Not is is not wrong it is wright.
Because you use not pi but an approximation of pi the result is not zero but an approximation of zero.

Oh, of course. Jesus that sucks big time. Any idea on how to use assert with an approximate number like this?

May 13, 2021

On Thursday, 13 May 2021 at 03:48:49 UTC, Tim wrote:

>

On Thursday, 13 May 2021 at 03:46:28 UTC, Alain De Vos wrote:

>

Not is is not wrong it is wright.
Because you use not pi but an approximation of pi the result is not zero but an approximation of zero.

Oh, of course. Jesus that sucks big time.
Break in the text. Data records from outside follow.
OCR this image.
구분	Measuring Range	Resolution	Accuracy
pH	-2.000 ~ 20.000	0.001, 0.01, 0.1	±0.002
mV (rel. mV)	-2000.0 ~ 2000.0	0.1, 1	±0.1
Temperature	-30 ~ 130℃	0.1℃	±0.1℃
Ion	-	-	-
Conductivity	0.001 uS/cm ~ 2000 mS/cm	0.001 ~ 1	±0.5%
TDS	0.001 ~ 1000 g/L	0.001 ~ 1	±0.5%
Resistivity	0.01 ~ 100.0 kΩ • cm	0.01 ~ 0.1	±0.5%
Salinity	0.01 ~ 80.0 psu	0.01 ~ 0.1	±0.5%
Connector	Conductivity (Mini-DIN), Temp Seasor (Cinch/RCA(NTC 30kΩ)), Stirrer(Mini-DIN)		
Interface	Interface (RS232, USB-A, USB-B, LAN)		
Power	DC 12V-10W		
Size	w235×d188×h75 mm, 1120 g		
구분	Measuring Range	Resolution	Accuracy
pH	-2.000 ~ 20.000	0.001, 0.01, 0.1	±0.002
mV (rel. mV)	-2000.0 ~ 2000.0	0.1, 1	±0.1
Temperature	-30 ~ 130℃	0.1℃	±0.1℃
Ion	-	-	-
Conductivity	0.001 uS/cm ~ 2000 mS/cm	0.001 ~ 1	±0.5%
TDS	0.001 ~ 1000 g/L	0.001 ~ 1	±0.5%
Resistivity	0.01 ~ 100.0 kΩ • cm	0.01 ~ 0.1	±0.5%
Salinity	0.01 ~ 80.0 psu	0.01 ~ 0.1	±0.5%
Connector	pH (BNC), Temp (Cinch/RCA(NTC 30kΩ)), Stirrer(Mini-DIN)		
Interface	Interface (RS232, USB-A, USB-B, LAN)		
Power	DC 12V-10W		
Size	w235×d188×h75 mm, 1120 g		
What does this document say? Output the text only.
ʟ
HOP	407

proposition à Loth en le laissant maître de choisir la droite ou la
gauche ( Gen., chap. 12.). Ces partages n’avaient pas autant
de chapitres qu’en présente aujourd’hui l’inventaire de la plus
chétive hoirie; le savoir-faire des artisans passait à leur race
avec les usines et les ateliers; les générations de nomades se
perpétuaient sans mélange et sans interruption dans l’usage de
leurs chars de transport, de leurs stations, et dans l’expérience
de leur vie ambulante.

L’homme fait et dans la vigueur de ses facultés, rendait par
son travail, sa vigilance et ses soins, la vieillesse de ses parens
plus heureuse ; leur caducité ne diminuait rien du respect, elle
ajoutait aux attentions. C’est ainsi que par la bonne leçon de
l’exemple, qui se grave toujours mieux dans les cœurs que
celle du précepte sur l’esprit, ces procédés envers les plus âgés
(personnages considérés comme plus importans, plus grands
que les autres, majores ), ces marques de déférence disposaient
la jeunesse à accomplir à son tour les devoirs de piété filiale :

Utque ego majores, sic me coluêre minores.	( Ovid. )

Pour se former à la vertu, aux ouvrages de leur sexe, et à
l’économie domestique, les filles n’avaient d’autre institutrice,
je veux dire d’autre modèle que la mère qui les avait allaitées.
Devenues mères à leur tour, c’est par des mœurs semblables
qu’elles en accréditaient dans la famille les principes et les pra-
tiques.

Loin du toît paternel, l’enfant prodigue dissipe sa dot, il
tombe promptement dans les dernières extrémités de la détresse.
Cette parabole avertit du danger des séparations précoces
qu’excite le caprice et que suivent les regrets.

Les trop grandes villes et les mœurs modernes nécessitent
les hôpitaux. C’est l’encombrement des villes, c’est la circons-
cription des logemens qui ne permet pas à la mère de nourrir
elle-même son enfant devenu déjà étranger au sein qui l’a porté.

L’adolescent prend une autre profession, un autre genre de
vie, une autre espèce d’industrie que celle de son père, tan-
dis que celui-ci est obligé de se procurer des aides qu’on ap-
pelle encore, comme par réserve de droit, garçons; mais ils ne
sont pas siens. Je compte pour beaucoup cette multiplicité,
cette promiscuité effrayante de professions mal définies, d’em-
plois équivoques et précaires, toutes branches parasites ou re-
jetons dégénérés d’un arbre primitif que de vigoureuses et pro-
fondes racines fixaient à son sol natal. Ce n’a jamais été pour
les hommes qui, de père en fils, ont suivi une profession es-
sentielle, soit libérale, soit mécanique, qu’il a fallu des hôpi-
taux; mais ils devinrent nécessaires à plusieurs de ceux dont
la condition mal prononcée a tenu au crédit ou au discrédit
Any idea on how to use assert with an approximate number like this?

You could try and use this this

May 13, 2021

I would calculate the squared distance to the point (-10,0) and check it is small enough for practical use.

double squared_distance=(p.x+10) * (p.x+10)+p.y * p.y
assert (squared_distance < 1e-10);

May 13, 2021

On Thursday, 13 May 2021 at 03:03:37 UTC, Tim wrote:

>

Hello all,

I have this piece of code

/**
Rotate a 2D array (Vector) by phi radians

Params:
    vec = 2D Vector to rotate
    phi = Degree with which to rotate the Vector in radians

Returns:
    Rotated 2D array (Vector)

Example:

*/
pragma(inline, true)
Point2 rotate2D(in Point2 vec, in float phi) pure nothrow {
    double x = (vec[0]*cos(phi)) - (vec[1]*sin(phi));
    double y = (vec[0]*sin(phi)) + (vec[1]*cos(phi));
    return [x, y];
}

unittest{
    auto p = rotate2D([0.0, 10.0], PI_2);
    assert(p == [-10.0, 0.0]);
}

When I run the unittest, I get [-10, -4.37114e-07] back, which is obviously wrong. Any idea as to why it's not making the y-axis zero? Is it a rounding issue with the types I'm using?

Thanks in advance

You should try to use isClose to compare for floats equality : https://dlang.org/phobos/std_math.html#.isClose

Float arithmetic isn't exact, and could give unexpected results like 0.1f + 0.2f != 0.3f

May 13, 2021

On Thursday, 13 May 2021 at 03:03:37 UTC, Tim wrote:

>
unittest{
    auto p = rotate2D([0.0, 10.0], PI_2);
    assert(p == [-10.0, 0.0]);
}

I suggest

unittest
{
    auto p = rotate2D([0.0, 10.0], PI_2);
    assert(isClose(p[0], -10.0));
    assert(isClose(p[1], 0.0, 0.0, 1e-6));
}

In the second test, the value is compared against zero, which is somewhat special - you need to specify an acceptable distance from zero to get it right.

You could also improve your result by making the phi a double value. In this case you can replace the 1e-6 above by 1e-15 which is much closer to zero.